NEW YORK (GenomeWeb) – A new protein-labeling method provides scientists the ability to find proteins involved in specific biochemical processes. By choosing labeling reagents that act only under particular chemical circumstances, scientists from Japan's Kyoto University said their results are a step towards conditional proteomics.
Led by first author Takayuki Miki and senior author Itaru Hamachi, the researchers developed reagents to label proteins involved in how cells interact with the chemical element zinc. The researchers used the reagents in a proof-of-concept study to show that they could use high-resolution mass spectrometry to identify proteins that were previously unknown to participate in zinc-related biology.
The scientists published their results last week in Nature Methods, showing that they could conditionally label proteins in living cells and provide information on spatiotemporal changes in the zinc-related proteome.
"To the best of our knowledge, this is the first report on a condition-focused proteome analysis," the authors wrote. "By applying Zn2+-responsive chemical tagging, our method can take a snapshot of dynamically altered conditions that are readily destroyed by a lysis process in a conventional proteomics analysis."
While the method depends on finding and applying appropriate labeling reagents, there are several chemical conditions to which the method might be easily extended.
"Although we focused on the zinc-associated signaling here, we envision that this conditional proteomics strategy can be extended to other conditions such as other metals, pH, hypoxia/hyperoxia, or particular enzyme-enriched conditions," the authors said, naming copper and iron ions in particular.
"Synthesis of our labeling reagents for zinc is quite easy," Hamachi told GenomeWeb in an email. Already, the lab has begun working on several other kinds of reagents with different affinities for zinc. Each chemical "condition" will need specially designed and validated reagents, "but the design guideline shown here can be used for other metals," he said.
The authors suggested that other groups could follow their study as a guideline for designing other labeling reagents. "Many fluorescent chemosensors have already been reported according to the same design strategy," the authors wrote. "In addition, caging groups that mask the original activities and release the active species upon stimuli may suggest an alternative for designing probes responsive to other conditions. These efforts should enrich useful platforms to elucidate many biological processes associated with a variety of conditional changes."
Hamachi's lab features several groups, including one working on protein detection and another on chemistry in neurobiology. He said that his lab became interested in finding proteins involved in zinc biochemistry because it is a key metal in neuron and brain function, especially in brain disorders.
Zinc bound to proteins serves structural and catalytic functions and free zinc potentially serves as a signaling molecule. Studies suggest that the distribution of zinc changes over space and time, and while fluorescent probes enable real-time imaging of zinc ions, they "cannot characterize new proteins that could be indirectly yet significantly associated with zinc distribution, for example, constituent proteins of zinc-rich vesicles," the authors wrote.
And while some techniques, like ascorbic peroxidase reporters, can label proteins on a spatially-restricted basis, the authors said that there hadn't been a way to restrict labeling based on desired conditions, like the presence of zinc.
To elucidate the zinc-related proteome, the scientists designed reagents to label proteins only in the presence of high concentrations of zinc ions. Called "AIZin," the labeling reagent features a Zn2+-binding site as well as a reactive moiety, in this case dipicolylamine and acyl imidazole, respectively.

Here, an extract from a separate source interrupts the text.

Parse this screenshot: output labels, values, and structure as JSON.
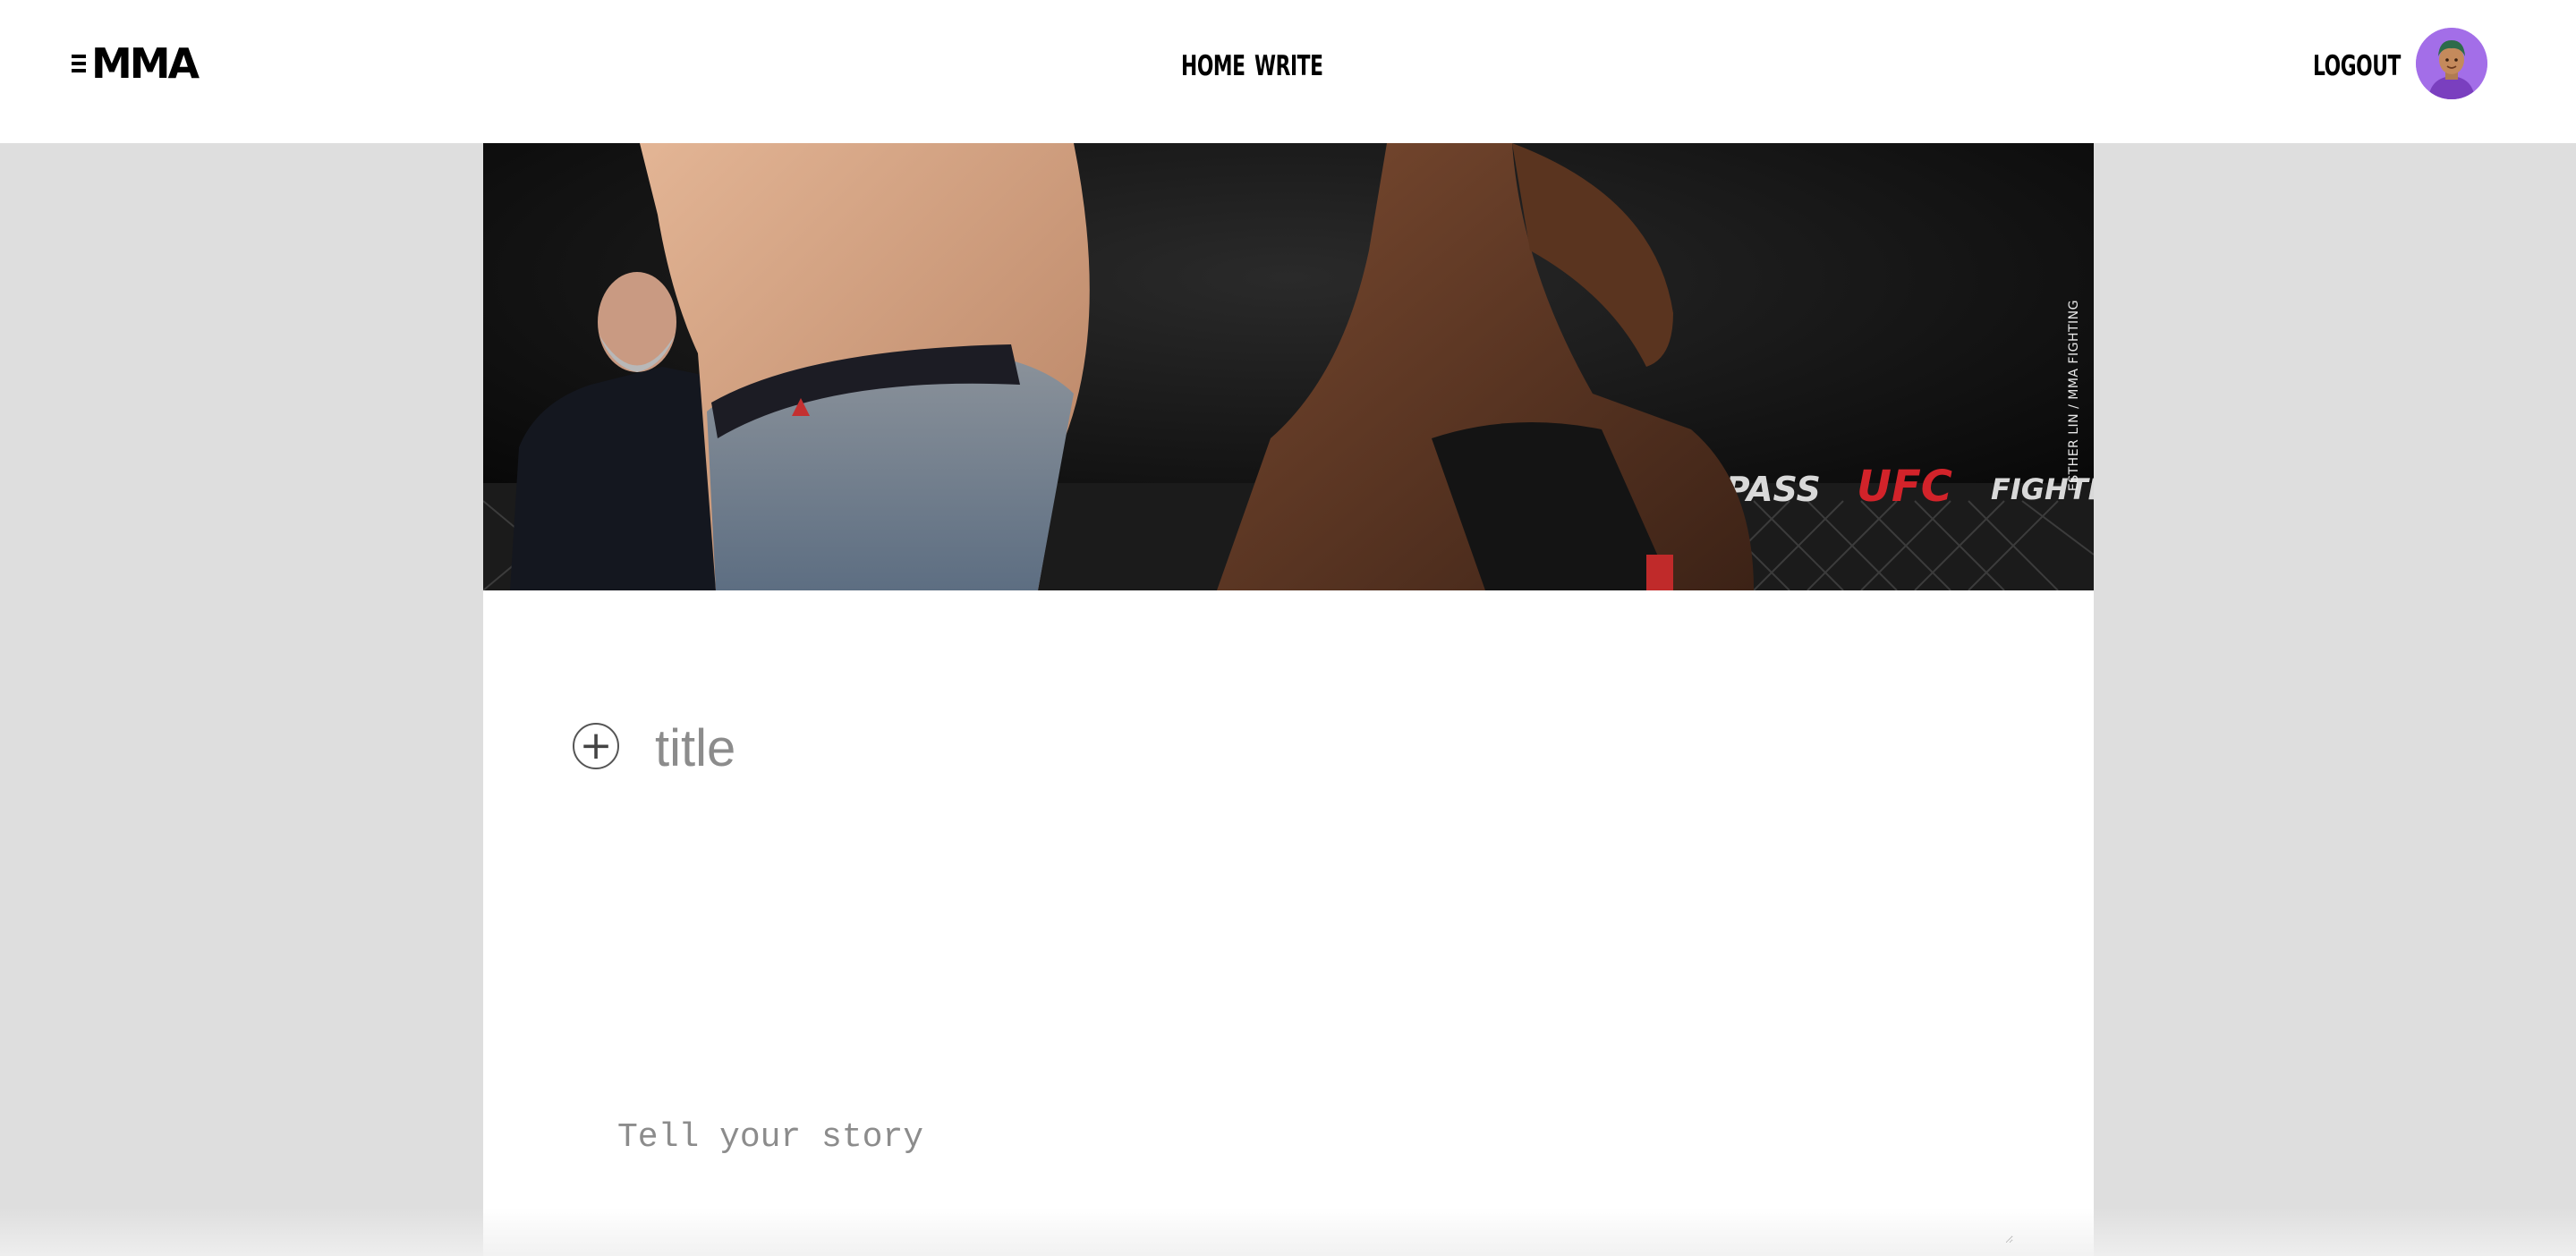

The scientists developed two slightly different AIZin varieties and showed how they used one, AIZin-2, to label proteins in live cells where nitric oxide triggered a rise in levels of intracellular zinc ions.
Furthermore, using mass spec analysis, the scientists were able to identify 72 proteins involved in zinc biology including seven that had previously been associated with zinc ions: calreticulin (CALR, top 1/331), protein disulfide-isomerase A3 (PDIA3, 2/331), peptidyl-prolyl cis-trans isomerase A (PPIA, 5/331), endoplasmin (ENPL, 8/331), elongation factor 1 alpha 1 (EF1A1, 13/331), ADP-ribosylation factor 4 (ARF4, 15/331), and Ras-related protein Rab1A.
Hamachi said that high-resolution mass spectrometry was essential for identifying new proteins. For this study, his team used nanoflow liquid chromatography followed by tandem mass spec on a Thermo Fisher Scientific LTQ-Oribitrap XL instrument.
Hamachi pointed out that the speed at which the reagents operate would provide some limitations. In environments where proteins or zinc ions are diffuse, such as in intercellular space, the method might not work so well. "We do not think that direct interactions are necessary, but rather it is crucial for reagents and targets to stay together in a closed space sufficient for labeling reactions," he said.
He added that his lab plans to use the newly discovered proteins as targets for selective imaging or monitoring in live cells and in other cell types, and that the method could be applied to evaluate drug candidates' effect at the proteomic level.